I have a client that provided me with a synthetic tusk material and he wants a couple FPs.  Problem is, the blank is only about 4-1/2" long x 2" wide.  So, I am looking for a shorter style pen.  I have checked the Electra and the El Toro, client not really happy with those.
Any other options I can suggest to him?
Thanks.


----------



## stolicky (Oct 29, 2010)

I have recently seen the Vertex on line as a FP.  No experience with it, but that may be something to look in to.  The black required is ~3" (or less).


----------



## juteck (Oct 29, 2010)

The Stretch FP from Lau Lau Woodworks also uses a single tube that might work.

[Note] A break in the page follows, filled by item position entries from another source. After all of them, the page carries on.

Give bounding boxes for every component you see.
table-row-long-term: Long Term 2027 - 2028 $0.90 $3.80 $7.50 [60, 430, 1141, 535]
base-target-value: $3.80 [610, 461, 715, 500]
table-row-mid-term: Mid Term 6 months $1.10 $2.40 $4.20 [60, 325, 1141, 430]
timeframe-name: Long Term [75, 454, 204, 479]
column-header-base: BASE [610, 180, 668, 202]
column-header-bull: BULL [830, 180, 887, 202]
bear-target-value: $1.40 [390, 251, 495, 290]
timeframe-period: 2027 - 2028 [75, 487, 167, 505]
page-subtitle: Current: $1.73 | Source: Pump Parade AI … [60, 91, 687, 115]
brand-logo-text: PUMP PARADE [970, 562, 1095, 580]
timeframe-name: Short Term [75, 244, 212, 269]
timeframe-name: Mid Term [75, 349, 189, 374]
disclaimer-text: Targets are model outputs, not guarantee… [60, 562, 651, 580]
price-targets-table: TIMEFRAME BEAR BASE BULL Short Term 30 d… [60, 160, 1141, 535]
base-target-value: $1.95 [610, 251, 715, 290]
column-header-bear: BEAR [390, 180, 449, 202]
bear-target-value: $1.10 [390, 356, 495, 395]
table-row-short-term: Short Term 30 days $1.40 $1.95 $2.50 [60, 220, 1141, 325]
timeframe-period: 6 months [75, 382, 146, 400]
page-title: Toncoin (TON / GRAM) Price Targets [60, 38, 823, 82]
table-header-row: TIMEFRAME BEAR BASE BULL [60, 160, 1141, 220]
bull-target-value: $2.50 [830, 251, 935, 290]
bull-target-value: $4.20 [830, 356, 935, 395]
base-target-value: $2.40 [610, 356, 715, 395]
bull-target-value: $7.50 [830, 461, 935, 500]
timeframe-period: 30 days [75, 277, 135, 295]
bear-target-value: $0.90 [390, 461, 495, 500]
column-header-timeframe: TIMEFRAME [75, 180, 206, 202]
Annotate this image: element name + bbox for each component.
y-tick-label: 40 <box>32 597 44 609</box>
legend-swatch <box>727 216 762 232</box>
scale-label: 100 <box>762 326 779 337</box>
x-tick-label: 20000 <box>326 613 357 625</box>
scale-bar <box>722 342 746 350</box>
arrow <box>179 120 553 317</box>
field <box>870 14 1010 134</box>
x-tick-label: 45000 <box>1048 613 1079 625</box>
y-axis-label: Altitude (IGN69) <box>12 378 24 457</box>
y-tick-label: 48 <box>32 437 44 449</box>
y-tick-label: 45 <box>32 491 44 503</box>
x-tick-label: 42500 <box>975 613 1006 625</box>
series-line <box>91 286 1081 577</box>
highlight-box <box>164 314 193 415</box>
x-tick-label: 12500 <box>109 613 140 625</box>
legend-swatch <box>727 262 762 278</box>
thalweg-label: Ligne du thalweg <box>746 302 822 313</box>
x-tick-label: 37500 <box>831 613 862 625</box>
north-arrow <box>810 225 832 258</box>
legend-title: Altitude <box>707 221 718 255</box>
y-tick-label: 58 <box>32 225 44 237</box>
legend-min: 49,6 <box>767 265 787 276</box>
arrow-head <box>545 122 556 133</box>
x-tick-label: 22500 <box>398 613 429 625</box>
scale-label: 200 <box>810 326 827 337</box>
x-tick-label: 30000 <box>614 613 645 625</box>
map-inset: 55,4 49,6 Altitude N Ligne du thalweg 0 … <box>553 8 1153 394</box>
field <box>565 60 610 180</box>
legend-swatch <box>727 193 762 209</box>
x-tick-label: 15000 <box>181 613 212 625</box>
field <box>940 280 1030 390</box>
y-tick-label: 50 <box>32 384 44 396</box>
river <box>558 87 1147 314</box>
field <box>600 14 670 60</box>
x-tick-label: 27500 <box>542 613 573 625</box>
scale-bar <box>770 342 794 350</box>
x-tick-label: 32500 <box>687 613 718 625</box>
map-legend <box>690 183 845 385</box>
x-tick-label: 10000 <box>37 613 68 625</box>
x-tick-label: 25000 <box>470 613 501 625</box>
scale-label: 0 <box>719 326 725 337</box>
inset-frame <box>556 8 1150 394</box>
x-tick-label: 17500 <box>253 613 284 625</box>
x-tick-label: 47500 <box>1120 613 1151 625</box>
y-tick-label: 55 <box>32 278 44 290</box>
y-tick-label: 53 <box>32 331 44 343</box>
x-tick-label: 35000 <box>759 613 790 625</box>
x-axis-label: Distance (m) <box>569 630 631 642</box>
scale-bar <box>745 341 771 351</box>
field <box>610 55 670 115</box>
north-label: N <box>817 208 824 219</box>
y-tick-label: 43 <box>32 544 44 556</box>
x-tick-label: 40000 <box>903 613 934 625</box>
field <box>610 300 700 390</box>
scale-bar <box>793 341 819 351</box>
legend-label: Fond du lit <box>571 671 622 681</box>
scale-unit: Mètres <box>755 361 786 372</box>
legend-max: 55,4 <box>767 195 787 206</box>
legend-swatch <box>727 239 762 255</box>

https://www.laulauwood.net/catalog/10


----------



## Larry in Harrow (Oct 29, 2010)

*SHORT?*

A fountain pen does not require the full length of the kit barrels.  These were designed to accommodate the longer rollerball refill.  A fountain pen requires only the space for the pump (in full position) or even shorter, the ink cartridge.  Shorten the tubes of any kit to fit your needs.
For instance the "Cutoff Cutie" is a joke full function fountain pen made for a swap on another forum.  The theme of the swap was "Not the pen you would chose to write your memoirs".  The nib barrel is shortened to 1.25" and the clip barrel is only 1.75" long.  Both pens are from the same kit, the walnut Baron is for reference only.


----------



## BigguyZ (Oct 29, 2010)

Cool, I actually like the cutie's look.  I usually don't carry a pen in my pocket, as I have enough in there.  But that might be compact enough...  

I've had that idea befor, but it's nice to see it in action.


----------